Starbucks has invested in renewable energy since 2005, steadily increasing its investments in Renewable Energy Certificates to achieve a goal of obtaining 100 percent of the electricity powering global company-operated stores from renewable sources. Starbucks hit that target in 2015 and was the number one purchaser of renewable electricity in its sector on the Environmental Protection Agency’s Green Power Partnership Retail Top 30 in 2016.
But now, the North Carolina facility represents the company’s move away from energy-offset purchases only, in favor of direct engagement with the energy industry.
“The corporate sector is driving the conversation at the moment, which is a very interesting dynamic,” said Leonard. “We’re happy to partner with utilities to do this but we now also have options to engage with projects directly. For a company like Starbucks and some of the tech companies that use a lot of energy, to be able to source their needs in a positive way is a win-win.
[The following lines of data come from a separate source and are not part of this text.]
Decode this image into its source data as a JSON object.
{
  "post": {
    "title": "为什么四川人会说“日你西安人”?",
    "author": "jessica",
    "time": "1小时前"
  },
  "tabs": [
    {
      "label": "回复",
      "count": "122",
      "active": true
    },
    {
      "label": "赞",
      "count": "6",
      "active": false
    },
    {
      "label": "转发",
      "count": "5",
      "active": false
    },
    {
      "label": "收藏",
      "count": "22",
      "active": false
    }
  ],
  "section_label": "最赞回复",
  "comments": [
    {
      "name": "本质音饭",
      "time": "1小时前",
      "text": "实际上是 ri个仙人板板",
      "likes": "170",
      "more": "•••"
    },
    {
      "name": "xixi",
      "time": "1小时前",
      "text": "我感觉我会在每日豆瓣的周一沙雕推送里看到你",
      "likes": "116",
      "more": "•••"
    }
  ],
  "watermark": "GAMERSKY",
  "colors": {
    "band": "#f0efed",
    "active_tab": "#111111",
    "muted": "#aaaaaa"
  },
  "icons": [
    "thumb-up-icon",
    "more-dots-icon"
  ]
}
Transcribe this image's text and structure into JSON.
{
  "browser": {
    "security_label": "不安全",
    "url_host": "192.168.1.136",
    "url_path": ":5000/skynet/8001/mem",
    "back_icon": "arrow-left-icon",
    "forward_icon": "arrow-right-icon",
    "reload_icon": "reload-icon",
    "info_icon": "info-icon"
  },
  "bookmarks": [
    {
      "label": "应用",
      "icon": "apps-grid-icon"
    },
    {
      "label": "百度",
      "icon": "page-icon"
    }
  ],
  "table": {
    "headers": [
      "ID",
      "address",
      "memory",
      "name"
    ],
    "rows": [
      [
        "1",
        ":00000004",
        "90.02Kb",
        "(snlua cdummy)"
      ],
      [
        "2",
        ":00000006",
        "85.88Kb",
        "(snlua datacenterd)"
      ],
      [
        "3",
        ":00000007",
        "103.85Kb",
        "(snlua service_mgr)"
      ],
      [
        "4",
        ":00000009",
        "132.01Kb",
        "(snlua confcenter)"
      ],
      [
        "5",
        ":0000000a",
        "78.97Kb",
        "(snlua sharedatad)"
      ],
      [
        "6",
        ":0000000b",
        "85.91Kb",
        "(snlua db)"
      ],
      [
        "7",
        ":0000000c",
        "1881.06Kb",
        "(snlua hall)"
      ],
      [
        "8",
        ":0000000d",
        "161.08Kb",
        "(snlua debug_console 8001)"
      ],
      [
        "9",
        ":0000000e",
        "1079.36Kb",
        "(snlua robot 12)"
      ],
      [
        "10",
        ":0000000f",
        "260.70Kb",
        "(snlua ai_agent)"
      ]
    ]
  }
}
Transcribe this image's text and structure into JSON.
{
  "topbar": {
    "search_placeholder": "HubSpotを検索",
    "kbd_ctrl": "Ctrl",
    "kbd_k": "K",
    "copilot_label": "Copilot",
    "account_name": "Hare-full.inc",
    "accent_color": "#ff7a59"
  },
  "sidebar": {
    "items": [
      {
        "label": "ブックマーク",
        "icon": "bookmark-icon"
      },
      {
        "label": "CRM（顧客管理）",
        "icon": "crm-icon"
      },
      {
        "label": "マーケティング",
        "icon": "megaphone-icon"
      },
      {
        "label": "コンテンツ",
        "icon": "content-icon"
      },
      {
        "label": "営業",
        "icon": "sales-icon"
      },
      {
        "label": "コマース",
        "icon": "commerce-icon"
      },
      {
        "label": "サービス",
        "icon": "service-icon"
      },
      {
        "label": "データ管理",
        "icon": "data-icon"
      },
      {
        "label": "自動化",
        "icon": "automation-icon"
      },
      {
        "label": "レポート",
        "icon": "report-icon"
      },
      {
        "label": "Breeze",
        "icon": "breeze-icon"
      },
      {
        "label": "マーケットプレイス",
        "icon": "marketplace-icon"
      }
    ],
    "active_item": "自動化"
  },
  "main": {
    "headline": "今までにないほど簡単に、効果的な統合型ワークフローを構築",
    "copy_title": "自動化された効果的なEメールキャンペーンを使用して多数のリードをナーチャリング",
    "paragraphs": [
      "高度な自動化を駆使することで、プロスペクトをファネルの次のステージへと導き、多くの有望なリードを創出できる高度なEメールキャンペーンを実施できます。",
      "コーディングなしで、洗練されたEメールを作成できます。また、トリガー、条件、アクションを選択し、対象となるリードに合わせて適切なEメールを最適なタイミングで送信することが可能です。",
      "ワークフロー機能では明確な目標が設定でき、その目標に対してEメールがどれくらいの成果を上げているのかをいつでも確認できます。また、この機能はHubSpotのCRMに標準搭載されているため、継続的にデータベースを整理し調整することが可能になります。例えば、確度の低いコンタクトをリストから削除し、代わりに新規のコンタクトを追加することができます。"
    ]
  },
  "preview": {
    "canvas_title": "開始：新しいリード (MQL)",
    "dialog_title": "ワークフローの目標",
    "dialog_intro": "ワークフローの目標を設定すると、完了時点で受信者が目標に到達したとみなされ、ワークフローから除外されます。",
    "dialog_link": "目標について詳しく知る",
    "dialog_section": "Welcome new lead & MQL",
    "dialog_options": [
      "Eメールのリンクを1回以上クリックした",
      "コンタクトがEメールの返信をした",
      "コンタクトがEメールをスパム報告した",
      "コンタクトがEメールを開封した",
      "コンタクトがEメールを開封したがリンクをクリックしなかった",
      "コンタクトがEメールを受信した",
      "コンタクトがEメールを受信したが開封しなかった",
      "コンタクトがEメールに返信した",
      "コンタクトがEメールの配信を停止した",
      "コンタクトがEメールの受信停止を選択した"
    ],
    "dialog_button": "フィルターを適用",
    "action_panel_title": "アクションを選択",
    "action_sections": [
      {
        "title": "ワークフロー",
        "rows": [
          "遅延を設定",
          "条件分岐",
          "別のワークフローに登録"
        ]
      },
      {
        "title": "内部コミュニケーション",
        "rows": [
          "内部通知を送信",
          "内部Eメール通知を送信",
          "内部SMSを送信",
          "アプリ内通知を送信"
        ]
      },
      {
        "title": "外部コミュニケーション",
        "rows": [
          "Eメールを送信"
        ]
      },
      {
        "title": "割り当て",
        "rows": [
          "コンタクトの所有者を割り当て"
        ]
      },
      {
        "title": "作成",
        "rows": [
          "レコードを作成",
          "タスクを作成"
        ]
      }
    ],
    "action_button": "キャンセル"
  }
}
It’s also a way we can demonstrate our values.
“The investment in North Carolina has been a pilot for us. We have to test and learn. Then the goal is to take what we’ve learned and do more.”
Sam Kimmins, head of RE100, a global campaign of leading businesses committed to 100 percent renewable energy that Starbucks joined in 2015, praised the company and others like it for “rewriting the rulebook for energy purchasing.”
Elsewhere, in its native Washington State, Starbucks is expanding its renewable efforts with wind power through a long-term contract with the local utility Puget Sound Energy. PSE’s Green Direct effort, an industry-leading renewable energy program for King County’s largest electric customers, will directly provide energy to power 116 Starbucks stores and the company’s roasting facility in Kent, Washington. Recently approved by the Washington Utilities and Transportation Commission, Green Direct will ultimately produce enough energy to power nearly 30,000 homes.
“Green Direct is a way Starbucks can select what type of energy we buy, rather than that being predetermined by the utility, so we can put the money we spend on electricity into renewable energy projects,” said Leonard.
Daniel Schwartz, director of the University of Washington’s Clean Energy Institute, said a commitment to renewable energy by major companies like Starbucks will ultimately impact the cost of clean electricity across the board.
“Everyone responsible for building a clean energy system – from the people that permit the project to the engineers and construction labor that builds it – learn from each project, so the more renewable energy generation facilities that get built in the United States, the cheaper they get for everyone else to buy and use,” said Schwartz. “Starbucks’ commitment to being on the cutting edge of clean-energy-direct purchasing is lowering the cost for every subsequent clean-energy project.”